Des prisonniers allemands au château de Buzet pendant la première guerre mondiale

Après les années fastes d’Alfred de Noailles dans la seconde moitié du XIXe siècle, le château de Buzet fut peu à peu abandonné au début du siècle suivant. Marie de Beaumont fut la dernière châtelaine à résider en permanence au château. Ses enfants vivaient loin de là, que ce soit à Paris, au château de Saint-Aubin dans le Maine ou encore au Japon. Lorsqu’elle décéda en 1915, nul ne prit sa place à Buzet. L’exploitation viticole, durement frappée par le black-rot, un champignon nuisible, était largement déficitaire, et ses héritiers décidèrent presque immédiatement de se séparer du château pour faire des économies. Ils mirent quinze ans à trouver un repreneur. Durant ce temps, le château fut dirigé par un régisseur des domaines, chargé de l’exploitation agricole des terres.

Le château de Buzet en 1949

Photographie noir et blanc du château de Buzet par Ray DELVETER en 1949, Archives Départementale de Lot-et-Garonne

Clavet, le régisseur qui s’occupait du domaine pendant la première guerre mondiale, n’eut pas la tâche facile. En plus des diverses maladies qui touchaient la vigne, il dut faire face à une pénurie sans précédent de main d’œuvre, presque tous les hommes valides étant mobilisés au front. C’est pourquoi il sollicita les autorités militaires pour obtenir que des prisonniers de guerre allemands vinssent travailler dans les terres du château de Buzet. La France, qui avait signé les conventions internationales de La Haye en 1899, devait suivre un protocole bien précis pour les prisonniers de guerre allemands, qui n’étaient pas enfermés mais simplement assignés à résidence avec la promesse de ne pas s’évader pour rejoindre leur pays. Les prisonniers, très nombreux furent répartis dans une cinquantaine de camps loin des combats, dont celui d’Agen, en Lot-et-Garonne. Le nombre des prisonniers (près de 100 000 au total en France en 1916) combiné au manque de main d’œuvre fit que dès 1915, on les mit au travail, principalement dans l’agriculture, à la demande des élus locaux.
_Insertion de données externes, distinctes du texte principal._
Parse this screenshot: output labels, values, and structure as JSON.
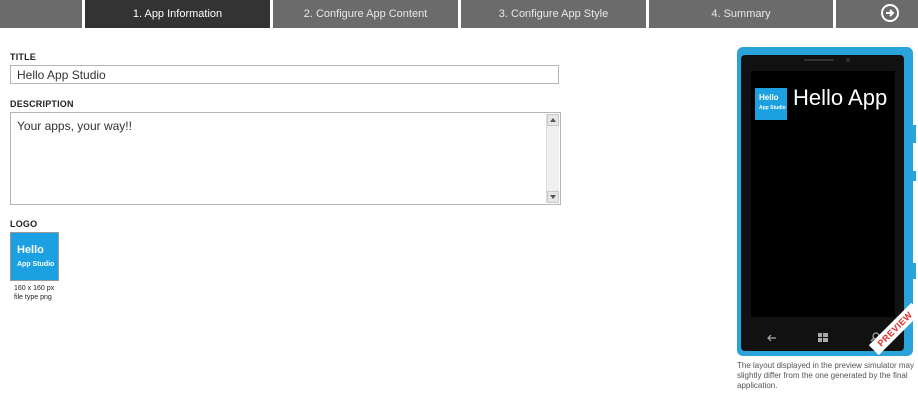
{
  "wizard": {
    "steps": [
      {
        "label": ""
      },
      {
        "label": "1. App Information"
      },
      {
        "label": "2. Configure App Content"
      },
      {
        "label": "3. Configure App Style"
      },
      {
        "label": "4. Summary"
      }
    ],
    "next_icon": "arrow-right-circle-icon"
  },
  "form": {
    "title_label": "TITLE",
    "title_value": "Hello App Studio",
    "description_label": "DESCRIPTION",
    "description_value": "Your apps, your way!!",
    "logo_label": "LOGO",
    "logo_tile": {
      "line1": "Hello",
      "line2": "App Studio"
    },
    "logo_size": "160 x 160 px",
    "logo_type": "file type png"
  },
  "preview": {
    "tile": {
      "line1": "Hello",
      "line2": "App Studio"
    },
    "app_title": "Hello App",
    "ribbon": "PREVIEW",
    "note": "The layout displayed in the preview simulator may slightly differ from the one generated by the final application."
  },
  "colors": {
    "accent": "#1ba1e2",
    "phone": "#2aa3da",
    "nav_active": "#333333",
    "nav_inactive": "#6b6b6b",
    "ribbon_text": "#d9302b"
  }
}
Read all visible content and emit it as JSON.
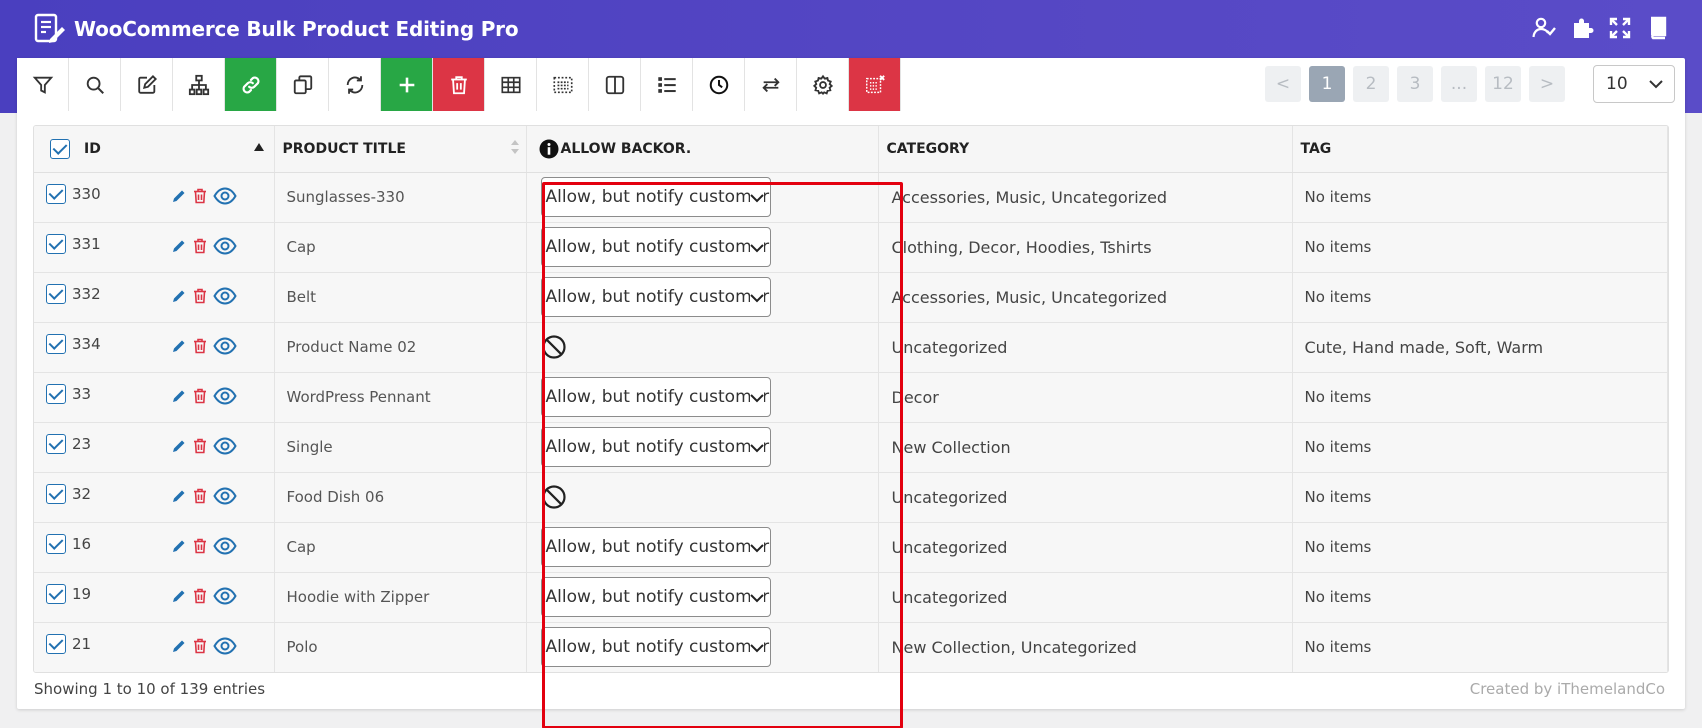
{
  "app": {
    "title": "WooCommerce Bulk Product Editing Pro",
    "header_icons": [
      "user-check-icon",
      "puzzle-icon",
      "fullscreen-icon",
      "book-icon"
    ]
  },
  "toolbar": {
    "buttons": [
      {
        "name": "filter-icon",
        "style": "default"
      },
      {
        "name": "search-icon",
        "style": "default"
      },
      {
        "name": "edit-icon",
        "style": "default"
      },
      {
        "name": "sitemap-icon",
        "style": "default"
      },
      {
        "name": "link-icon",
        "style": "green"
      },
      {
        "name": "duplicate-icon",
        "style": "default"
      },
      {
        "name": "refresh-icon",
        "style": "default"
      },
      {
        "name": "plus-icon",
        "style": "green"
      },
      {
        "name": "trash-icon",
        "style": "red"
      },
      {
        "name": "table-icon",
        "style": "default"
      },
      {
        "name": "select-grid-icon",
        "style": "default"
      },
      {
        "name": "columns-icon",
        "style": "default"
      },
      {
        "name": "list-icon",
        "style": "default"
      },
      {
        "name": "history-icon",
        "style": "default"
      },
      {
        "name": "swap-icon",
        "style": "default"
      },
      {
        "name": "gear-icon",
        "style": "default"
      },
      {
        "name": "clear-grid-icon",
        "style": "red"
      }
    ]
  },
  "pagination": {
    "prev": "<",
    "pages": [
      "1",
      "2",
      "3",
      "...",
      "12"
    ],
    "current": "1",
    "next": ">",
    "per_page": "10"
  },
  "table": {
    "headers": {
      "id": "ID",
      "title": "PRODUCT TITLE",
      "backorders": "ALLOW BACKOR.",
      "category": "CATEGORY",
      "tag": "TAG"
    },
    "rows": [
      {
        "id": "330",
        "title": "Sunglasses-330",
        "backorders": "Allow, but notify customer",
        "category": "Accessories, Music, Uncategorized",
        "tag": "No items"
      },
      {
        "id": "331",
        "title": "Cap",
        "backorders": "Allow, but notify customer",
        "category": "Clothing, Decor, Hoodies, Tshirts",
        "tag": "No items"
      },
      {
        "id": "332",
        "title": "Belt",
        "backorders": "Allow, but notify customer",
        "category": "Accessories, Music, Uncategorized",
        "tag": "No items"
      },
      {
        "id": "334",
        "title": "Product Name 02",
        "backorders": null,
        "category": "Uncategorized",
        "tag": "Cute, Hand made, Soft, Warm"
      },
      {
        "id": "33",
        "title": "WordPress Pennant",
        "backorders": "Allow, but notify customer",
        "category": "Decor",
        "tag": "No items"
      },
      {
        "id": "23",
        "title": "Single",
        "backorders": "Allow, but notify customer",
        "category": "New Collection",
        "tag": "No items"
      },
      {
        "id": "32",
        "title": "Food Dish 06",
        "backorders": null,
        "category": "Uncategorized",
        "tag": "No items"
      },
      {
        "id": "16",
        "title": "Cap",
        "backorders": "Allow, but notify customer",
        "category": "Uncategorized",
        "tag": "No items"
      },
      {
        "id": "19",
        "title": "Hoodie with Zipper",
        "backorders": "Allow, but notify customer",
        "category": "Uncategorized",
        "tag": "No items"
      },
      {
        "id": "21",
        "title": "Polo",
        "backorders": "Allow, but notify customer",
        "category": "New Collection, Uncategorized",
        "tag": "No items"
      }
    ]
  },
  "footer": {
    "showing": "Showing 1 to 10 of 139 entries",
    "credit": "Created by iThemelandCo"
  },
  "colors": {
    "header_bg": "#4a3fbf",
    "green": "#28a745",
    "red": "#dc3545",
    "highlight": "#e3000f",
    "checkbox": "#2271b1",
    "edit_icon": "#2271b1",
    "delete_icon": "#dc3545"
  }
}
C’est ainsi que le château de Buzet se retrouva avec une main d’œuvre principalement allemande. Elle avait l’intérêt d’être peu chère et de ne pas pouvoir refuser le travail. Les papiers de la régie du château détaillent quelques travaux agricoles effectués à cette époque : en janvier 1918, les prisonniers « ramassent le chiendent devant les charrues » et font des travaux d’aménagement dans les vignes de Montplaisir. Si la plupart des prisonniers de guerre partaient simplement à la journée pour faire leur travail et rentraient le soir dans les casernements où ils étaient logés, ceux qui furent employés à Buzet séjournaient sur place. Il était encore trop long de faire quotidiennement l’aller-retour depuis Agen. Leurs conditions de vie étaient assez rudes : non qu’on cherche particulièrement à se venger des ennemis, puisque des conventions assez strictes obligeaient les employeurs à loger et nourrir décemment les prisonniers. Mais la pénurie de divers matériaux touchait toute la France. On apprend ainsi qu’à défaut d’avoir du pétrole, les prisonniers s’éclairaient à la bougie.

Le régisseur de Buzet n’avait ni les moyens, ni la charge légale de la surveillance des prisonniers, qui incombait à l’armée. Mais celle-ci avait d’autres soucis qu’envoyer des hommes à Buzet, aussi y eut-il parfois des évasions. Le 8 janvier 1918, un dénommé Tiebig, surnommé l’idiot, s’éclipsa plus tôt que prévu du repas du soir pris en commun entre tous les ouvriers et le régisseur. Il prétexta avoir un roman à finir, mais en profita pour s’évader. Les prisonniers Allemands ne retrouvèrent leur pays qu’en 1919, après la signature du traité de Versailles.